— Кто вы? Откуда? — спросил он с заметным акцентом.
— Я моряк с советской подлодки. Она погибла. Мне и моим товарищам нужна ваша помощь…
— Помощь? А это? — усмехнулся старик и выразительно кивнул на пистолет.
— Я не знал, кого здесь встречу. — Андрей сунул пистолет за ремень.
Старик посторонился, коротко бросил:
— Входите.
Тяжело ступая, Андрей прошел в комнату и опустился на скамью. Старик остался у двери. Прислонившись спиной к притолоке, он зябко кутался в рваный пиджак и выжидательно смотрел на пришельца.
Андрея клонило ко сну. Непосильная физическая и нервная нагрузка давала о себе знать.
В комнате он согрелся, и боль ушла куда-то в глубину истосковавшегося по отдыху тела. С трудом он начал говорить.
Оскару Целмсу — так звали хозяина хибарки- не понадобилось долгих объяснений. Вся его жизнь была связана с морем, он знал, что такое вовремя оказанная помощь. Выслушав Андрея, он подошел к окошку и толкнул раму. Створки распахнулись, впустив в комнату тяжелый переливчатый рокот волн. Старик слушал голос моря, как слушает звучание струн музыкант, настраивающий свою скрипку.
— Нав… Нет, — сказал он и покачал головой. — Море нельзя.

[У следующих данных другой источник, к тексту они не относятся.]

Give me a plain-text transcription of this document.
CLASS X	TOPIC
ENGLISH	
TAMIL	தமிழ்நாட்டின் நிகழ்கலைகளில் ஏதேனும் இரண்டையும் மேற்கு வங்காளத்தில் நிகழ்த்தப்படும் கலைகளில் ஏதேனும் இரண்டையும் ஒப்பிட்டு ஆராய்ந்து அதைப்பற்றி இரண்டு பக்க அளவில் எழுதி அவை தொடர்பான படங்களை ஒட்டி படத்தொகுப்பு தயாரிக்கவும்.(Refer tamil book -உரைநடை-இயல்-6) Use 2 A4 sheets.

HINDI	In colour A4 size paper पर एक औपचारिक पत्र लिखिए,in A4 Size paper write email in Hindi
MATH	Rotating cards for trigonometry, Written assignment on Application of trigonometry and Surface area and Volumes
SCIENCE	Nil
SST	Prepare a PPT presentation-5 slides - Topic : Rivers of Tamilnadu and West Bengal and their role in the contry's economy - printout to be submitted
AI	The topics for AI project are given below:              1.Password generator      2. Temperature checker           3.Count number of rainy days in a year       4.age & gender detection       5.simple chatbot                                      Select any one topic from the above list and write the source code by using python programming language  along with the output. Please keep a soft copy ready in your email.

Ветер…
Андрей не отозвался. Его глаза смотрели, не отрываясь, на солнечное пятно, медленно ползущее по стене.
— Ладно, старик, — не скоро, через силу произнес он. — Ладно. Лодку дай и весла, сам пойду. Товарищи меня ждут. Понимаешь, старик, товарищи?
— То-вар-ри-чи… — произнес по складам рыбак, склонив голову к плечу, будто прислушиваясь к этому слову, и вдруг круто повернулся от окна. — Хорошо, парень. Пойдем…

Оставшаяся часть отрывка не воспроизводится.